The worried man went to the military base and asked to see the Islamist commander. He politely explained that his son was just a boy and did not understand what he was committing himself to and that he was needed at home to help the family. The commander replied that the boy had made a "holy decision" and that he was performing what was required of him by Islam and that he should be proud of his son. "You may have his body when he has fulfilled his duty to Allah," the commander said.

Meanwhile, friends remaining inside Timbuktu describe the arrival of dozens of foreign fighters from several African nations—Algerians, Mauritanians, Senegalese, Nigerians—but also Pakistanis, Afghans, and even a Frenchman and an Englishman. The city has been fortified with large guns and a few armored vehicles, which locals say come from Libya. "They are preparing for a big fight," a journalist in the city told me. "They expect the West to attack. They are nervous."

While the Islamists have consolidated their hold on northern Mali, the international community has dithered about how to respond to the crisis. Some policy analysts have argued that Mali must first resolve the coup and hold elections to bring a legitimate government into power before any military campaign can be undertaken to oust al Qaeda and its allies.

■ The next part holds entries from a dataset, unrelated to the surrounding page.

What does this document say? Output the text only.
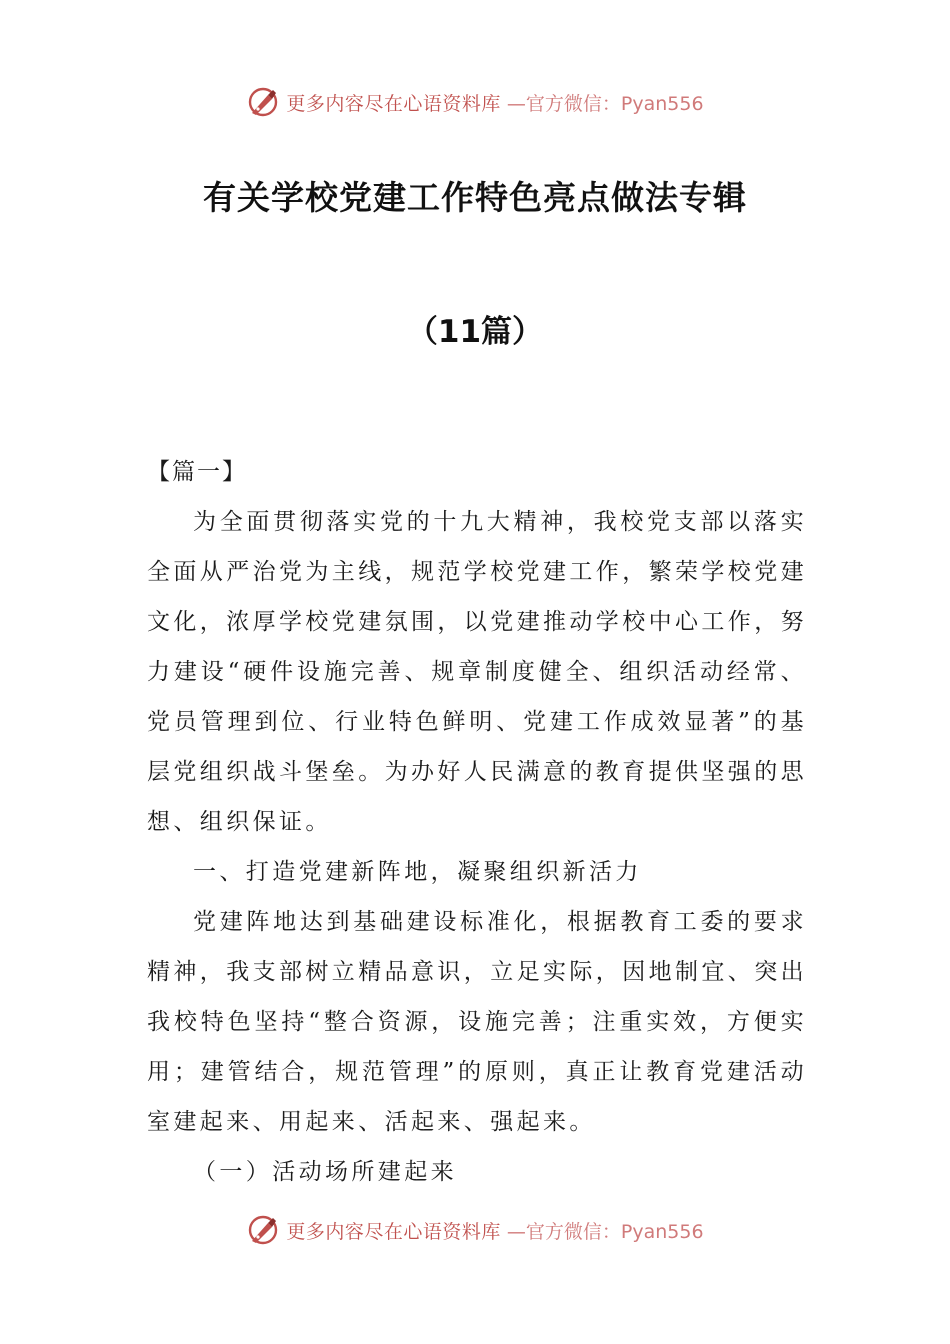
更多内容尽在心语资料库 —官方微信：Pyan556
有关学校党建工作特色亮点做法专辑
（11篇）

【篇一】

为全面贯彻落实党的十九大精神，我校党支部以落实全面从严治党为主线，规范学校党建工作，繁荣学校党建文化，浓厚学校党建氛围，以党建推动学校中心工作，努力建设“硬件设施完善、规章制度健全、组织活动经常、党员管理到位、行业特色鲜明、党建工作成效显著”的基层党组织战斗堡垒。为办好人民满意的教育提供坚强的思想、组织保证。

一、打造党建新阵地，凝聚组织新活力

党建阵地达到基础建设标准化，根据教育工委的要求精神，我支部树立精品意识，立足实际，因地制宜、突出我校特色坚持“整合资源，设施完善；注重实效，方便实用；建管结合，规范管理”的原则，真正让教育党建活动室建起来、用起来、活起来、强起来。

（一）活动场所建起来

更多内容尽在心语资料库 —官方微信：Pyan556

But others point out that free and fair elections can't be held as long as two-thirds of the country's territory is held hostage. Consensus seems to have emerged that a coalition force of African troops will eventually be deployed under the auspices of the Economic Community of West African States (ECOWAS) and the African Union, but how those forces will be trained to fight in the desert, how they will be supported logistically during the campaign, and who will pay for them remains to be determined.

As all of this was being debated, I called Mohammed. His family had escaped to a refugee camp in Mauritania, and he had traveled to Bamako to pick up medicine for Akbar, who suffered a serious bout of malaria that left him experiencing seizures. While in the Malian capital, he was closely monitoring the political developments.

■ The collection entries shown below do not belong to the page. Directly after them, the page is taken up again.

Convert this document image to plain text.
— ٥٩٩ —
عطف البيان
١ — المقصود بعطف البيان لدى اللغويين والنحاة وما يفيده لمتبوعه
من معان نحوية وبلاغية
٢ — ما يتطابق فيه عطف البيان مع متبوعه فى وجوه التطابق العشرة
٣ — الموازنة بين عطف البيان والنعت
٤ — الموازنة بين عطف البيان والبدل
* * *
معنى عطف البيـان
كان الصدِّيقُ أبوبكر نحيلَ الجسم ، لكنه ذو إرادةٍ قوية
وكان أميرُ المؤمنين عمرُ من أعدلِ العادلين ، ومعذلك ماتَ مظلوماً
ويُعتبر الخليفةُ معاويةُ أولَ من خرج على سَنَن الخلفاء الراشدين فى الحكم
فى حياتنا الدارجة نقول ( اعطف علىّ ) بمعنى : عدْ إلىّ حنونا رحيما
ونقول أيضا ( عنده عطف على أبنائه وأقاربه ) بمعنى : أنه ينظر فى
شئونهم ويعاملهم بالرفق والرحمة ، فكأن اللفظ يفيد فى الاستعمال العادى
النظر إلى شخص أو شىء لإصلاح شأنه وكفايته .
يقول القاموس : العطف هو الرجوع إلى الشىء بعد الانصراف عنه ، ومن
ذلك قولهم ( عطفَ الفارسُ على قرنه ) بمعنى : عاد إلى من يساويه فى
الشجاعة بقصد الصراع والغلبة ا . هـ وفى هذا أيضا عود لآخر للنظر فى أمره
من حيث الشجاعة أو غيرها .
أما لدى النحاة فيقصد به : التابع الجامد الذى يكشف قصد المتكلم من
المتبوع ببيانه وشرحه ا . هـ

"They are doing it the African way," he said, referring to the gaggle of politicians, military officers, and international representatives. His voice was terse with frustration. "Everyone is going to lots of meetings. They all want to be the leader. They all want money first. [A military intervention] will not happen soon."

Last month, on Election Day in the U.S., I called Issaka, who himself had relocated to Bamako. He described how the capital, swollen with refugees from the north, remains tense with uncertainty and rife with rumors.

I reminded him of how Obama's election had stirred jubilance among Timbuktu residents four years before. He laughed. "That was a long time ago." But then in a wistful voice added, "We need Obama now more than ever."